Having no GRANT OPTION at least allow us to script the changes.

coren added a comment.Jul 8 2015, 3:59 PM

Having no GRANT OPTION at least allow us to script the changes.

Fair enough.

@jcrespo using these credentials from labstore1002 to try to grant grants ends up with:

Can\'t connect to MySQL server on \'labsdb1001.eqiad.wmnet\' ((1045, "Access denied for user \'labsdbadmin\'@\'10.64.37.7\' (using password: YES)
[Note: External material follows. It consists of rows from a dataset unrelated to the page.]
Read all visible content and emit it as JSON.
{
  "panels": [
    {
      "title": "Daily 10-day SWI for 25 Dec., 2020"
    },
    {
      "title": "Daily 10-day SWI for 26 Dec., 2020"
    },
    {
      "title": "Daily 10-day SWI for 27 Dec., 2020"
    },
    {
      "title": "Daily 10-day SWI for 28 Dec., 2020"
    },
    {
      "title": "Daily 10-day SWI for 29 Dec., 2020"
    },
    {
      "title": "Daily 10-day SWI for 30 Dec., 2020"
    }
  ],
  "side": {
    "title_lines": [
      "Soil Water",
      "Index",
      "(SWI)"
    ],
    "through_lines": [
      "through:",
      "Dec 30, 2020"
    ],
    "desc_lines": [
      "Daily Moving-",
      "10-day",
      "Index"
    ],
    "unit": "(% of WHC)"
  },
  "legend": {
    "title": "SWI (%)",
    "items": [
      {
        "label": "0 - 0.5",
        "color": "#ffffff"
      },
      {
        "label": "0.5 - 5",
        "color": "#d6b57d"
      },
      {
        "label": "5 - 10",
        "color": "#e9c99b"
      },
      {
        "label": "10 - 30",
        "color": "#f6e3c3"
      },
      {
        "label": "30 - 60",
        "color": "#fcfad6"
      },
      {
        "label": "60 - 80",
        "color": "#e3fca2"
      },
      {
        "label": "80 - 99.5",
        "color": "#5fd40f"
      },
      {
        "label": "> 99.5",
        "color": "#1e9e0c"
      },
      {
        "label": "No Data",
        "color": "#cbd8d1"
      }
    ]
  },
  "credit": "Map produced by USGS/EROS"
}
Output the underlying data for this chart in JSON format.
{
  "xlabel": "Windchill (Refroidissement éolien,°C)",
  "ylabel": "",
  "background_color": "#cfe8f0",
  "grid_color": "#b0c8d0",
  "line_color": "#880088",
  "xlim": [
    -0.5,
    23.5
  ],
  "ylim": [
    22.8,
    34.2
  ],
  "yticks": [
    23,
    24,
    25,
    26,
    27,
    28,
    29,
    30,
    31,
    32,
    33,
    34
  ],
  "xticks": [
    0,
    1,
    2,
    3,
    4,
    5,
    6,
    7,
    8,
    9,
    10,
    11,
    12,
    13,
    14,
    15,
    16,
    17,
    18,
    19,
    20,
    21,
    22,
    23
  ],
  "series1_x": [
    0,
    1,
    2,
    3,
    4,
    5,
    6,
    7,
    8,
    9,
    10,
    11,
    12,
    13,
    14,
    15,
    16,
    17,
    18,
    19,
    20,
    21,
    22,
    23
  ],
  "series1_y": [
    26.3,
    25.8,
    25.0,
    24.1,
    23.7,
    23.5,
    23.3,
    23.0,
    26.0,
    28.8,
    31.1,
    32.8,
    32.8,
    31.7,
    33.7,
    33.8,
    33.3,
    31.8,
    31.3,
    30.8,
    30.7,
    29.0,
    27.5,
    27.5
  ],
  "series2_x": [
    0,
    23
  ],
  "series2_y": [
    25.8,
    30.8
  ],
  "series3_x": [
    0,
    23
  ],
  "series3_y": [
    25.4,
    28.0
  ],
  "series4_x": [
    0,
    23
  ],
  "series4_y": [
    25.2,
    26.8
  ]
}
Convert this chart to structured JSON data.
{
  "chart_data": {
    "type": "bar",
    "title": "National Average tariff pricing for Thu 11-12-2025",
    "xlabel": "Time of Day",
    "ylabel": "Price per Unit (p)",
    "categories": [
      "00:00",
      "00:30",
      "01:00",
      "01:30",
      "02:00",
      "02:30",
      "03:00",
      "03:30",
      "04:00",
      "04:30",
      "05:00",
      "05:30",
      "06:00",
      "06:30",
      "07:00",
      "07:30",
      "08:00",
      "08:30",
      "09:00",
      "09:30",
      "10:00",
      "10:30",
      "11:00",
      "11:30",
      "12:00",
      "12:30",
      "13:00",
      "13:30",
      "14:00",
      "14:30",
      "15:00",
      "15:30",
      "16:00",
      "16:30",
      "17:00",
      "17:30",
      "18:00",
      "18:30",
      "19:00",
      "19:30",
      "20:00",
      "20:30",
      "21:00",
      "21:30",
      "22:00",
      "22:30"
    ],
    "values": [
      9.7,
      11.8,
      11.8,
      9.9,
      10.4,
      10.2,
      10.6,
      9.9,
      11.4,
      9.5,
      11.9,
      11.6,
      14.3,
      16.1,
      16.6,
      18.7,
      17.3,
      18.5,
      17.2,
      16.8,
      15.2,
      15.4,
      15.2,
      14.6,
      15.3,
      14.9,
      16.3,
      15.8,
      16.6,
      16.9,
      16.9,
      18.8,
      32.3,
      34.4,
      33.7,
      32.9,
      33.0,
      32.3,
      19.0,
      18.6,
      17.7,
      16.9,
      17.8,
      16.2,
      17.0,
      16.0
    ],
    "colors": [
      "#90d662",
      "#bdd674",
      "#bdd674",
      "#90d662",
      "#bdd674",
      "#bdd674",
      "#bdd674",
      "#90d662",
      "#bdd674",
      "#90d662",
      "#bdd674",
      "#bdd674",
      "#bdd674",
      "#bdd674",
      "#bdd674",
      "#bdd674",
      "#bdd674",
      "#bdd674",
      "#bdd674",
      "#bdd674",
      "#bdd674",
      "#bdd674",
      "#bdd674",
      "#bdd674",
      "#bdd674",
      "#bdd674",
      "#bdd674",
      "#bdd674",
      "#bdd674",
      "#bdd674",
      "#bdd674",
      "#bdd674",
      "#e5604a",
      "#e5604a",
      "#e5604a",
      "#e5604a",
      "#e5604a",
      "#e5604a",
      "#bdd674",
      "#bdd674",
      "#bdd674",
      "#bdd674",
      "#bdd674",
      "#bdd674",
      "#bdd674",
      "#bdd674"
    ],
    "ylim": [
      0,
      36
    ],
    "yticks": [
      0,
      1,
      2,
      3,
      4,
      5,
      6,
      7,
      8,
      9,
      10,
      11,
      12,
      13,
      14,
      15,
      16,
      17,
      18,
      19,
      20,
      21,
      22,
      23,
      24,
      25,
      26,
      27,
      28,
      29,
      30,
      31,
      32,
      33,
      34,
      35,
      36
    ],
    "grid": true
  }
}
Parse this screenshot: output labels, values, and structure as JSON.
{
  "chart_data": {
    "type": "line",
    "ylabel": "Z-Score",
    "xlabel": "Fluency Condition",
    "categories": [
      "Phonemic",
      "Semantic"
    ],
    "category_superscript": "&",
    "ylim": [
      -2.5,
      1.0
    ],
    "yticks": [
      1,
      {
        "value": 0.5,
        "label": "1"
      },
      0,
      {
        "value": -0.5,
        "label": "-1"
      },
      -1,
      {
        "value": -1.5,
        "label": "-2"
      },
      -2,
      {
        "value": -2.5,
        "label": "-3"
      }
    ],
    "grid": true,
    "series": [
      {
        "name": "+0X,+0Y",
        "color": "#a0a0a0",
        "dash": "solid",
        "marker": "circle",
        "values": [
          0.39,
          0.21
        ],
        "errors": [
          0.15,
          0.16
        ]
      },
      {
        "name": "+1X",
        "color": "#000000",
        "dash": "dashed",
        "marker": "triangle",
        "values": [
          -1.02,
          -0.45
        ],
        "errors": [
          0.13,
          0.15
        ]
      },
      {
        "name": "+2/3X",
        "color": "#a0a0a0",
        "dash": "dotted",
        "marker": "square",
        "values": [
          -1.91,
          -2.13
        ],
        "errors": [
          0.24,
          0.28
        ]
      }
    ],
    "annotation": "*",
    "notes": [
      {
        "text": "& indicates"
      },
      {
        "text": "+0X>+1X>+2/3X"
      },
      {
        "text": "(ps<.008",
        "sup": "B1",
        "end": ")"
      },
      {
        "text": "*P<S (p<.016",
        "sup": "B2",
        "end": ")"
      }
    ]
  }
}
And if I use the root pw (to check rest of script), it fails at executing:

GRANT SELECT, SHOW VIEW ON `%\_p`.* TO 's52632'@'%';

with

Access denied for user 'root'@'10.%' to database '%\\_p'

Messing around, even:

mysql:root@labsdb1001.eqiad.wmnet [(none)]> GRANT SELECT, SHOW VIEW ON enwiki_p.* TO 's52632'@'%';
ERROR 1044 (42000): Access denied for user 'root'@'10.%' to database 'enwiki_p'

But

mysql:root@labsdb1001.eqiad.wmnet [(none)]> select * from enwiki_p.page limit 1;
+---------+----------------+---------------------+-------------------+--------------+------------------+-------------+---------------------+----------------+--------------------+-------------+----------+--------------------+
| page_id | page_namespace | page_title          | page_restrictions | page_counter | page_is_redirect | page_is_new | page_random         | page_touched   | page_links_updated | page_latest | page_len | page_content_model |
+---------+----------------+---------------------+-------------------+--------------+------------------+-------------+---------------------+----------------+--------------------+-------------+----------+--------------------+
|      10 |              0 | AccessibleComputing |                   |            0 |                1 |           0 | 0.33167112649574004 | 20150726140704 | 20150723081909     |   631144794 |       69 | wikitext           |
+---------+----------------+---------------------+-------------------+--------------+------------------+-------------+---------------------+----------------+--------------------+-------------+----------+--------------------+
1 row in set (0.01 sec)

And

mysql:root@labsdb1001.eqiad.wmnet [(none)]> show grants;
+----------------------------------------------------------------------------------------+
| Grants for root@10.%                                                                   |
+----------------------------------------------------------------------------------------+
| GRANT ALL PRIVILEGES ON *.* TO 'root'@'10.%' IDENTIFIED BY PASSWORD 'mohohohohohohohoho' |
+----------------------------------------------------------------------------------------+
1 row in set (0.00 sec)

Not really sure what's going on?

The actual SQL I need to execute for each user is:

CREATE USER 's52632'@'%' IDENTIFIED BY 'somepasswordhere';
GRANT SELECT, SHOW VIEW ON `%\_p`.* TO 's52632'@'%';
GRANT ALL PRIVILEGES ON `s52632\_\_%`.* TO 's52632'@'%';

At Yuvi's request on IRC I added 'labsdbadmin'@'10.64.37.7' with the same permissions/password as @jcrespo added for 'labsdbadmin'@'10.64.37.6', since the catastrophic failure of the latter.

Also added:

GRANT SELECT ON `mysql`.* TO 'labsdbadmin'@'10.64.37.7';

... as Yuvi's script is checking for user existence with manual SELECT (maybe this could become SHOW GRANTS FOR statement ?).

Also added both accounts to labsdb1005.

jcrespo moved this task from Done to Backlog on the DBA board.Sep 2 2015, 3:50 PM
coren closed this task as Resolved.Dec 1 2015, 4:20 PM
coren claimed this task.

This appears to be long fixed, and correspondingly has had no activity in months. Reopen if needed.